Against whom is a remedy enforceable by a California court of
competent jurisdiction?
Last summer, too late to be implemented, Esther proposed an opt-in
option for a public list of at large voters. That idea seems to have
some popular appeal. Some folks don't care if spam comes with that
choice.
As Karl points out, however, a partly open and party closed list of
at large voters immediately gets us back to the capture issue. This
is also an interesting top down - bottom up decision issue. If the
Board were to make a unilateral decision that the at large list is to
be open for reasons including those stated by Karl, then the at large
members who do care strongly about privacy and insulation from spam
are effectively disenfranchised because their only recourse is to
leave. If, on the other hand, the issue is left to the individual
members to make an opt-in decision, then worries about capture are
refreshed.
There is no free lunch.
- Mike
At 18:38 -0700 8/21/01, Karl Auerbach wrote:
> > > On Tue, Aug 21, 2001 at 06:05:18PM -0400, L Gallegos wrote:
>
>> > > IMO, membership lists should be available to members ...
>> > > ... Of course, there must be rules attached to use of the
>> > > membership list such as not using them for spam or commercial
>> > > purposes of any kind.
>
>> On 21 Aug 2001, at 15:53, Kent Crispin wrote:
>
>> > Such rules would be absolutely impossible to enforce.
>
>On Tue, 21 Aug 2001, L Gallegos wrote:
>
>> I totally disagree. Many memberships have such rules and they
>> are enforced ...
>
>Yes, you are quite right and Kent is quite wrong.
>
>To illustrate let's look at the obligations imposed by our friend, the
>State of California, on those members who obtain membership lists from
>those public-benefit/non-profit corporations that actually admit that they
>have members:
>
>In Section 6330 (of the Corporations code) under part (b)(1) a member is
>able to obtain the list only "for a purpose reasonably related to the
>person's interest as a member."
>
>And in the same section: "Where the corporation reasonably believes that
>the information will be used for another purpose... it may deny the
>member access to the list."
>
>The code goes on in subsequent sections to define how these restrictions
>may be enforced.
>
>And in Section 6338 we have the following:
>
>... a membership list or any part thereof may not be:
> (1) Used to solicit money or property unless such money or
> property will be used solely to solicit the vote of the members in
> an election to be held by their corporation.
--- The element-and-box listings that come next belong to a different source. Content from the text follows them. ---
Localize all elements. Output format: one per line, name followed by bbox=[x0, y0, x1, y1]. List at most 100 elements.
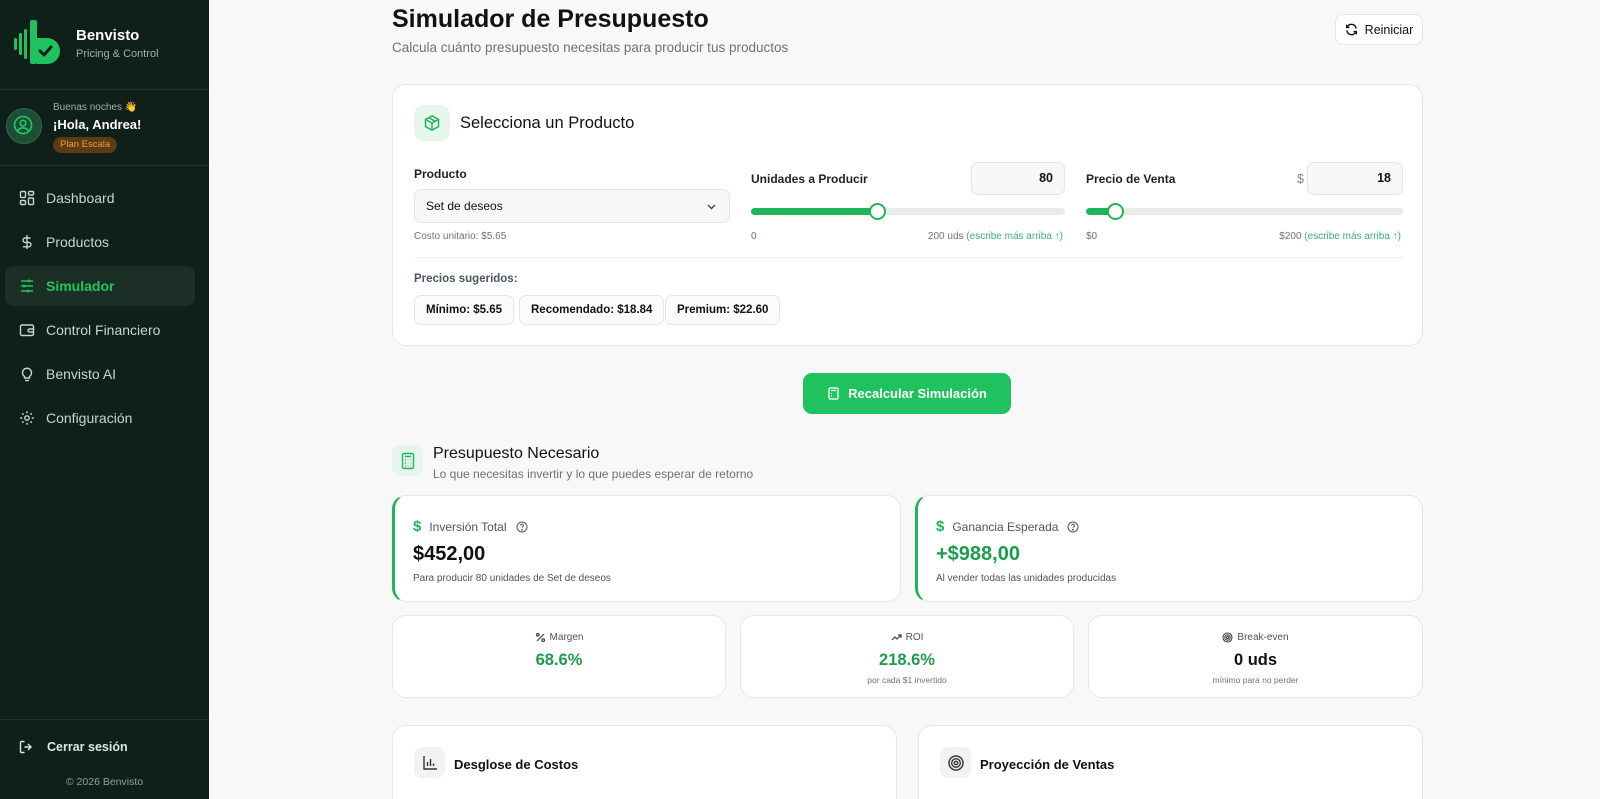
sidebar-item-simulador[interactable]: Simulador bbox=[5, 266, 195, 306]
sidebar-item-configuracion[interactable]: Configuración bbox=[5, 398, 195, 438]
suggested-price-recomendado[interactable]: Recomendado: $18.84 bbox=[519, 295, 665, 325]
sidebar-item-label: Productos bbox=[46, 234, 110, 250]
units-max-value: 200 uds bbox=[927, 231, 964, 242]
reset-button[interactable]: Reiniciar bbox=[1335, 14, 1423, 45]
profit-label: $ Ganancia Esperada bbox=[936, 518, 1079, 535]
price-input[interactable]: 18 bbox=[1307, 162, 1403, 195]
units-input[interactable]: 80 bbox=[971, 162, 1065, 195]
wallet-icon bbox=[19, 324, 35, 337]
product-select-value: Set de deseos bbox=[426, 199, 503, 213]
dollar-icon: $ bbox=[413, 518, 422, 535]
margin-card: Margen 68.6% bbox=[392, 615, 726, 698]
roi-note: por cada $1 invertido bbox=[867, 675, 947, 685]
product-card-title: Selecciona un Producto bbox=[460, 114, 635, 132]
sales-projection-icon-chip bbox=[940, 747, 971, 778]
sidebar-item-control-financiero[interactable]: Control Financiero bbox=[5, 310, 195, 350]
dollar-icon bbox=[22, 235, 32, 249]
cost-breakdown-card: Desglose de Costos bbox=[392, 725, 897, 799]
break-even-card: Break-even 0 uds mínimo para no perder bbox=[1088, 615, 1423, 698]
budget-icon-chip bbox=[392, 445, 423, 476]
cost-breakdown-icon-chip bbox=[414, 747, 445, 778]
budget-title: Presupuesto Necesario bbox=[433, 445, 600, 462]
margin-label-text: Margen bbox=[549, 632, 584, 643]
page-title: Simulador de Presupuesto bbox=[392, 5, 709, 33]
suggested-price-minimo[interactable]: Mínimo: $5.65 bbox=[414, 295, 515, 325]
units-min: 0 bbox=[751, 231, 757, 242]
price-slider[interactable] bbox=[1086, 203, 1403, 220]
refresh-icon bbox=[1345, 23, 1357, 36]
unit-cost: Costo unitario: $5.65 bbox=[414, 231, 507, 242]
units-label: Unidades a Producir bbox=[751, 172, 868, 186]
benvisto-logo-icon bbox=[14, 20, 60, 64]
sidebar: Benvisto Pricing & Control Buenas noches… bbox=[0, 0, 209, 799]
page-subtitle: Calcula cuánto presupuesto necesitas par… bbox=[392, 40, 789, 55]
units-slider-fill bbox=[751, 208, 877, 215]
investment-value: $452,00 bbox=[413, 543, 486, 565]
help-icon[interactable] bbox=[1067, 521, 1079, 533]
break-even-label: Break-even bbox=[1089, 632, 1422, 643]
investment-label-text: Inversión Total bbox=[429, 519, 507, 534]
box-icon bbox=[424, 114, 440, 132]
price-currency: $ bbox=[1297, 172, 1304, 186]
sidebar-item-label: Simulador bbox=[46, 278, 115, 294]
percent-icon bbox=[535, 632, 545, 643]
units-max: 200 uds (escribe más arriba ↑) bbox=[928, 231, 1063, 242]
sidebar-nav: Dashboard Productos Simulador Control Fi… bbox=[5, 178, 195, 442]
reset-label: Reiniciar bbox=[1364, 22, 1414, 37]
profit-label-text: Ganancia Esperada bbox=[952, 519, 1059, 534]
suggested-price-premium[interactable]: Premium: $22.60 bbox=[665, 295, 781, 325]
sidebar-item-label: Benvisto AI bbox=[46, 366, 117, 382]
investment-card: $ Inversión Total $452,00 Para producir … bbox=[392, 495, 901, 602]
chevron-down-icon bbox=[707, 204, 716, 210]
avatar[interactable] bbox=[6, 108, 42, 144]
brand-subtitle: Pricing & Control bbox=[76, 48, 159, 60]
trending-up-icon bbox=[891, 634, 902, 641]
margin-label: Margen bbox=[393, 632, 725, 643]
price-max-hint: (escribe más arriba ↑) bbox=[1304, 231, 1401, 242]
logout-button[interactable]: Cerrar sesión bbox=[19, 740, 128, 754]
units-slider[interactable] bbox=[751, 203, 1065, 220]
user-icon bbox=[13, 115, 33, 135]
suggested-prices-label: Precios sugeridos: bbox=[414, 273, 518, 285]
product-card-icon-chip bbox=[414, 105, 450, 141]
product-card: Selecciona un Producto Producto Set de d… bbox=[392, 84, 1423, 346]
units-slider-thumb[interactable] bbox=[868, 203, 886, 220]
investment-note: Para producir 80 unidades de Set de dese… bbox=[413, 573, 611, 584]
sales-projection-title: Proyección de Ventas bbox=[980, 757, 1115, 772]
greeting-small: Buenas noches 👋 bbox=[53, 102, 138, 113]
price-min: $0 bbox=[1086, 231, 1098, 242]
units-max-hint: (escribe más arriba ↑) bbox=[966, 231, 1063, 242]
dashboard-icon bbox=[19, 190, 35, 206]
profit-note: Al vender todas las unidades producidas bbox=[936, 573, 1117, 584]
sliders-icon bbox=[21, 279, 33, 293]
price-slider-thumb[interactable] bbox=[1106, 203, 1124, 220]
product-label: Producto bbox=[414, 167, 467, 181]
budget-subtitle: Lo que necesitas invertir y lo que puede… bbox=[433, 467, 754, 481]
copyright: © 2026 Benvisto bbox=[65, 776, 144, 788]
roi-value: 218.6% bbox=[879, 651, 935, 669]
price-max: $200 (escribe más arriba ↑) bbox=[1279, 231, 1401, 242]
price-label: Precio de Venta bbox=[1086, 172, 1176, 186]
product-card-divider bbox=[414, 257, 1403, 258]
roi-label-text: ROI bbox=[905, 632, 924, 643]
sidebar-item-benvisto-ai[interactable]: Benvisto AI bbox=[5, 354, 195, 394]
sidebar-item-productos[interactable]: Productos bbox=[5, 222, 195, 262]
sidebar-item-dashboard[interactable]: Dashboard bbox=[5, 178, 195, 218]
brand: Benvisto Pricing & Control bbox=[0, 0, 209, 90]
lightbulb-icon bbox=[21, 367, 33, 382]
help-icon[interactable] bbox=[516, 521, 528, 533]
recalculate-button[interactable]: Recalcular Simulación bbox=[803, 373, 1011, 414]
profit-card: $ Ganancia Esperada +$988,00 Al vender t… bbox=[915, 495, 1423, 602]
target-icon bbox=[947, 754, 964, 771]
calculator-icon bbox=[828, 387, 839, 400]
brand-name: Benvisto bbox=[76, 27, 140, 44]
logout-label: Cerrar sesión bbox=[47, 740, 128, 754]
margin-value: 68.6% bbox=[535, 651, 583, 669]
sidebar-item-label: Control Financiero bbox=[46, 322, 161, 338]
sidebar-divider bbox=[0, 719, 209, 720]
gear-icon bbox=[20, 411, 34, 425]
price-max-value: $200 bbox=[1279, 231, 1302, 242]
product-select[interactable]: Set de deseos bbox=[414, 189, 730, 223]
investment-label: $ Inversión Total bbox=[413, 518, 528, 535]
plan-badge: Plan Escala bbox=[53, 137, 118, 153]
> (2) Used for any purpose which the user does not reasonably and in
> good faith believe will benefit the corporation.
> (3) Used for any commercial purpose or purpose in competition with
> the corporation.
> (4) Sold to or purchased by any person.
>
>So, we see that there is plenty of real world experience in the question
>of member access to membership lists. And from that experience abuses
>have been seen and workable corrective measures imposed to eliminate them.